Cumprindo velha promessa,
tio Miro me deu a faca,
uma lâmina forjada e, a quente, temperada.
No cabo, lavrado em chifre, finamente
elaborados em relevos de metal
o São Jorge em um dos lados e no outro o Dragão.
Não tinha, a Santa Lança, do lado branco do cabo,
como atingir o Horrendo no oposto e cinzento lado.
Aquela separação me pareceu mau agouro,
pois, se a lança do Guerreiro não pode alcançar o Mal
quem poderá obrigá-lo a voltar à grande caixa
de onde o tirou Pandora?
No aconchego da bainha, a pender do cinturão,
ao lado do “trinta e oito” com quem entoou conversa,
a lâmina azulada que separava um do outro,
o São Jorge e o Dragão,
com sua voz sibilante falou de cortes e furos
por onde a vida se esvai
em vermelho fio vivo encharcando o chão da liça
e deixando lividez, silêncio, inação e, às vezes,
um desejo de vingança, de desforra… de justiça.

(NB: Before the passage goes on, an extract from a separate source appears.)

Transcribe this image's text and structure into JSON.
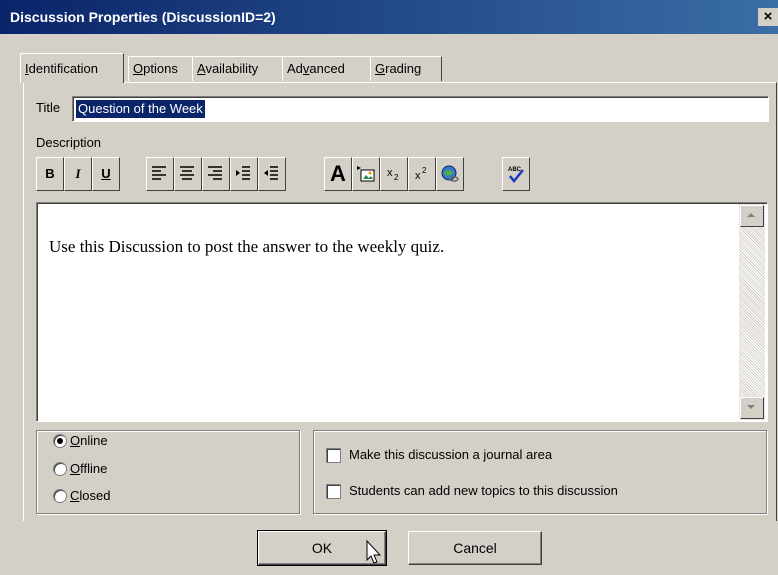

Rodando o próprio tambor, onde trágicas promessas –
seis ao todo – dormitavam, o trinta e oito responde:
Não pouca força se exige do braço que te arrima
quando o anima tu cortas com tua lamina fria.
Eu não, basta-me um indicador
que, com suave pressão,
acionando o meu gatilho, provoca a explosão e ejeta
a mensageira fatal;
a funesta portadora da consternação, da dor.
Nem sempre a rombuda fada chega aonde o dedo quer,
mas onde quer que ela chegue, ligeira, de afogadilho,
havendo vida é o fim…
Ou, quem sabe, um recomeço.
Já cansada e sonolenta, na bainha se aninhando,
disse a faca num bocejo: “Sim, talvez, um recomeço”.
E com a aba do coldre se cobrindo e divagando
o revolver ruminou: “Queira Deus… um recomeço”.
Na verdade não era uma faca e sim um pequeno canivete cujo cabo de madeira trazia, em cada um dos lados, um decalque de São Jorge. Meu tio Ângelo o trouxe de Aparecida do Norte… Eu teria, então, uns dez anos. Por onde andarão? O tio, já morto, e o canivete, perdido… Deus sabe onde!